私募投資顧問部 上席主任研究員
菊地 暁
GHG排出量ネット・ゼロへの「移行計画」策定が急務、「適応計画」の準備も
カーボンニュートラルに向けた動きが加速している。2021年11月に開催されたCOP26では「グラスゴー気候合意」が採択され、世界の平均気温の上昇を産業革命以前と比較して1.5℃以内に抑えるため、各国にGHG排出量削減の強化を求めた。1.5℃目標達成には、GHG排出量を2030年までに約45%の削減、最終的には2050年のネット・ゼロの達成が必要だ。
これに先立ち、TCFD(気候関連財務情報開示タスクフォース)は2021年10月に改訂ガイダンスを公表し、開示の4中核要素の「戦略」部分に移行計画を追加した。移行計画とは「GHG排出量の削減など、低炭素経済への移行を支援する一連の目標と行動を含む組織の事業戦略」である。1.5℃目標への意識の高まりを受けたネット・ゼロ宣言がみられる一方、具体性を伴わない宣言も散見される。そのため、実効性や信頼性に懸念が示されることがあり、具体的な移行計画の策定が求められている。
TCFDを設立したFSB(金融安定理事会)は、企業の気候関連開示の進捗に関する監督をTCFDからISSB(国際サステナビリティ基準審議会)に移管し、TCFDは2024年度中に解散すると発表した。ISSB基準は移行計画の内容について、事業戦略・計画にも関わる詳細情報の開示、および前提条件の開示を必須とするなど、TCFDよりも一歩踏み込んでいる。また、国土交通省から「不動産分野における気候関連サステナビリティ情報開示対応のためのガイダンス」が2024年3月28日に公表されており、移行計画の策定を求める動きについて指摘している。

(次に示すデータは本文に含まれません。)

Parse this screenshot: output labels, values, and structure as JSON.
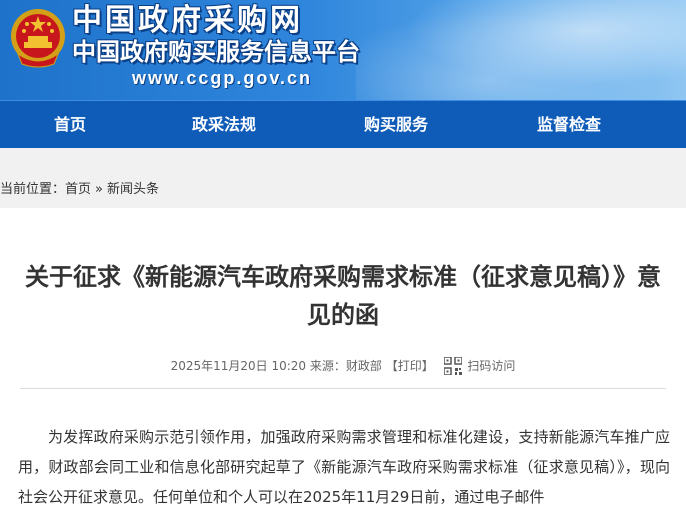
{
  "header": {
    "site_name": "中国政府采购网",
    "site_subtitle": "中国政府购买服务信息平台",
    "site_url": "www.ccgp.gov.cn",
    "emblem_icon": "national-emblem-icon"
  },
  "nav": {
    "items": [
      {
        "label": "首页"
      },
      {
        "label": "政采法规"
      },
      {
        "label": "购买服务"
      },
      {
        "label": "监督检查"
      }
    ]
  },
  "breadcrumb": {
    "prefix": "当前位置：",
    "home": "首页",
    "separator": "»",
    "current": "新闻头条"
  },
  "article": {
    "title": "关于征求《新能源汽车政府采购需求标准（征求意见稿）》意见的函",
    "date": "2025年11月20日 10:20",
    "source_label": "来源：",
    "source": "财政部",
    "print_label": "【打印】",
    "qr_icon": "qr-code-icon",
    "scan_label": "扫码访问",
    "paragraph": "为发挥政府采购示范引领作用，加强政府采购需求管理和标准化建设，支持新能源汽车推广应用，财政部会同工业和信息化部研究起草了《新能源汽车政府采购需求标准（征求意见稿）》，现向社会公开征求意见。任何单位和个人可以在2025年11月29日前，通过电子邮件"
  },
  "colors": {
    "nav_bg": "#0f5bb8",
    "header_bg": "#2f86dc",
    "page_band": "#f1f1f1"
  }
}
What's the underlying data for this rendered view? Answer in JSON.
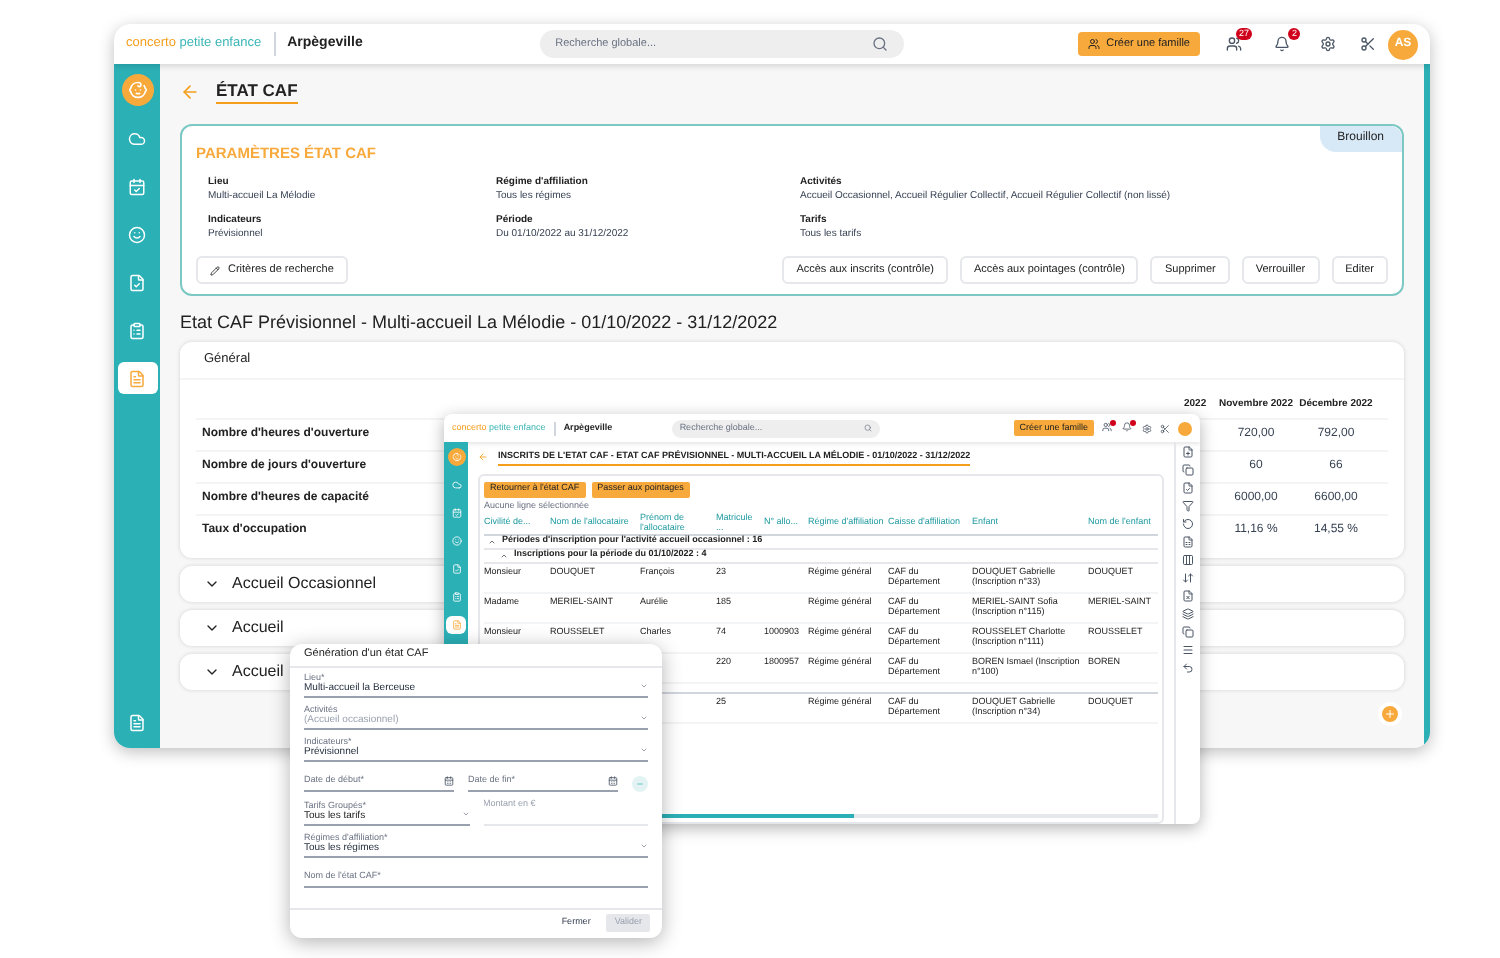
{
  "header": {
    "brand_main": "concerto",
    "brand_sub": "petite enfance",
    "site": "Arpègeville",
    "search_placeholder": "Recherche globale...",
    "create_button": "Créer une famille",
    "badges": [
      "27",
      "2"
    ],
    "avatar": "AS"
  },
  "sidebar": [
    {
      "selected": false
    },
    {
      "selected": false
    },
    {
      "selected": false
    },
    {
      "selected": false
    },
    {
      "selected": false
    },
    {
      "selected": true
    }
  ],
  "page": {
    "title": "ÉTAT CAF"
  },
  "params": {
    "title": "PARAMÈTRES ÉTAT CAF",
    "status": "Brouillon",
    "fields": [
      {
        "label": "Lieu",
        "value": "Multi-accueil La Mélodie"
      },
      {
        "label": "Régime d'affiliation",
        "value": "Tous les régimes"
      },
      {
        "label": "Activités",
        "value": "Accueil Occasionnel, Accueil Régulier Collectif, Accueil Régulier Collectif (non lissé)"
      },
      {
        "label": "Indicateurs",
        "value": "Prévisionnel"
      },
      {
        "label": "Période",
        "value": "Du 01/10/2022 au 31/12/2022"
      },
      {
        "label": "Tarifs",
        "value": "Tous les tarifs"
      }
    ],
    "search_button": "Critères de recherche",
    "actions": [
      "Accès aux inscrits (contrôle)",
      "Accès aux pointages (contrôle)",
      "Supprimer",
      "Verrouiller",
      "Editer"
    ]
  },
  "report": {
    "heading": "Etat CAF Prévisionnel - Multi-accueil La Mélodie - 01/10/2022 - 31/12/2022",
    "general": {
      "title": "Général",
      "columns": [
        "2022",
        "Novembre 2022",
        "Décembre 2022"
      ],
      "rows": [
        {
          "label": "Nombre d'heures d'ouverture",
          "values": [
            "720,00",
            "792,00"
          ]
        },
        {
          "label": "Nombre de jours d'ouverture",
          "values": [
            "60",
            "66"
          ]
        },
        {
          "label": "Nombre d'heures de capacité",
          "values": [
            "6000,00",
            "6600,00"
          ]
        },
        {
          "label": "Taux d'occupation",
          "values": [
            "11,16 %",
            "14,55 %"
          ]
        }
      ]
    },
    "sections": [
      {
        "title": "Accueil Occasionnel",
        "expanded": false
      },
      {
        "title": "Accueil",
        "expanded": false
      },
      {
        "title": "Accueil",
        "expanded": false
      }
    ]
  },
  "inscrits_window": {
    "brand_main": "concerto",
    "brand_sub": "petite enfance",
    "site": "Arpègeville",
    "search_placeholder": "Recherche globale...",
    "create_button": "Créer une famille",
    "sidebar": [
      {
        "selected": false
      },
      {
        "selected": false
      },
      {
        "selected": false
      },
      {
        "selected": false
      },
      {
        "selected": false
      },
      {
        "selected": true
      }
    ],
    "title": "INSCRITS DE L'ETAT CAF - ETAT CAF PRÉVISIONNEL - MULTI-ACCUEIL LA MÉLODIE - 01/10/2022 - 31/12/2022",
    "buttons": [
      "Retourner à l'état CAF",
      "Passer aux pointages"
    ],
    "selection_info": "Aucune ligne sélectionnée",
    "columns": [
      "Civilité de...",
      "Nom de l'allocataire",
      "Prénom de l'allocataire",
      "Matricule ...",
      "N° allo...",
      "Régime d'affiliation",
      "Caisse d'affiliation",
      "Enfant",
      "Nom de l'enfant"
    ],
    "rows": [
      {
        "kind": "group",
        "text": "Périodes d'inscription pour l'activité accueil occasionnel : 16",
        "expanded": true
      },
      {
        "kind": "subgroup",
        "text": "Inscriptions pour la période du 01/10/2022 : 4",
        "expanded": true
      },
      {
        "kind": "data",
        "cells": [
          "Monsieur",
          "DOUQUET",
          "François",
          "23",
          null,
          "Régime général",
          "CAF du Département",
          "DOUQUET Gabrielle (Inscription n°33)",
          "DOUQUET"
        ]
      },
      {
        "kind": "data",
        "cells": [
          "Madame",
          "MERIEL-SAINT",
          "Aurélie",
          "185",
          null,
          "Régime général",
          "CAF du Département",
          "MERIEL-SAINT Sofia (Inscription n°115)",
          "MERIEL-SAINT"
        ]
      },
      {
        "kind": "data",
        "cells": [
          "Monsieur",
          "ROUSSELET",
          "Charles",
          "74",
          "1000903",
          "Régime général",
          "CAF du Département",
          "ROUSSELET Charlotte (Inscription n°111)",
          "ROUSSELET"
        ]
      },
      {
        "kind": "data",
        "cells": [
          null,
          null,
          null,
          "220",
          "1800957",
          "Régime général",
          "CAF du Département",
          "BOREN Ismael (Inscription n°100)",
          "BOREN"
        ]
      },
      {
        "kind": "spacer"
      },
      {
        "kind": "data",
        "cells": [
          null,
          null,
          null,
          "25",
          null,
          "Régime général",
          "CAF du Département",
          "DOUQUET Gabrielle (Inscription n°34)",
          "DOUQUET"
        ]
      }
    ]
  },
  "dialog": {
    "title": "Génération d'un état CAF",
    "fields": [
      {
        "kind": "select",
        "label": "Lieu*",
        "value": "Multi-accueil la Berceuse"
      },
      {
        "kind": "select",
        "label": "Activités",
        "placeholder": "(Accueil occasionnel)"
      },
      {
        "kind": "select",
        "label": "Indicateurs*",
        "value": "Prévisionnel"
      },
      {
        "kind": "dates",
        "placeholder": "Date de début*",
        "placeholder_end": "Date de fin*"
      },
      {
        "kind": "tarif",
        "label": "Tarifs Groupés*",
        "value": "Tous les tarifs",
        "placeholder_amount": "Montant en €"
      },
      {
        "kind": "select",
        "label": "Régimes d'affiliation*",
        "value": "Tous les régimes"
      },
      {
        "kind": "text",
        "placeholder": "Nom de l'état CAF*"
      }
    ],
    "buttons": [
      "Fermer",
      "Valider"
    ]
  }
}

不動産業界においても動きがみられる。東急不動産ホールディングス株式会社は、2023年7月に「脱炭素社会への移行計画」レポートを公表した。これはTCFD提言に沿って策定された国内の不動産業初の移行計画レポートとなる。レポートでは、マイルストーンとして2025年度にカーボンマイナス達成を目指し、さらに2019年度比で2023年度に自社のCO2排出量をScope1・2では50%、2030年度ではScope3が46.2%削減への道程が具体的に説明されている。また、オリックス不動産投資法人は、移行ロードマップを策定・公表した。移行ロードマップでは、主導的に対応が可能なスコープ1,2およびスコープ3カテゴリ13(テナント専有部分)のうち、オリックス不動産投資法人が設備管理や電力契約の権限を有する部分を中心に、総量ベースで2021年比42%のGHG排出量削減を行うとしている。
TCFD改訂ガイダンスでは、「移行計画は少なくとも5年ごとに見直され、必要に応じて更新されるべきである。」としている。また、5年ごとの移行計画の見直しに加えて、策定を忘れてはいけない計画がある。それが「適応計画」である。適応計画とは「既に起こりつつある物理的な気候変動に伴うリスクを最小化し、いかに機会を捉えるかを示した事業戦略」である。そもそも、TCFD提言は気候変動に関する財務リスクの開示を求めている。2050年のカーボンニュートラルを標榜し、官民一丸となってGHG排出量削減に取り組んではいるが、必ず達成されるとの保証はない。移行計画を中心に行動しつつ、並行して地球温暖化が加速した際の財務インパクトを把握する必要がある。そして、これが企業の持続可能性に大きな影響を及ぼすものではなく、十分な対策が出来ているとステークホルダーにアピールする「適応計画」の策定・公表が重要だ。ステークホルダーは、リスクを低減し、機会を増やすための具体的な行動、戦略やビジネスモデルに関心があり、この点からも、実効性のある「適応計画」の策定・公表が求められる。将来の不確実性への対応として、移行計画、適応計画双方の検討を開始する時期に来ている。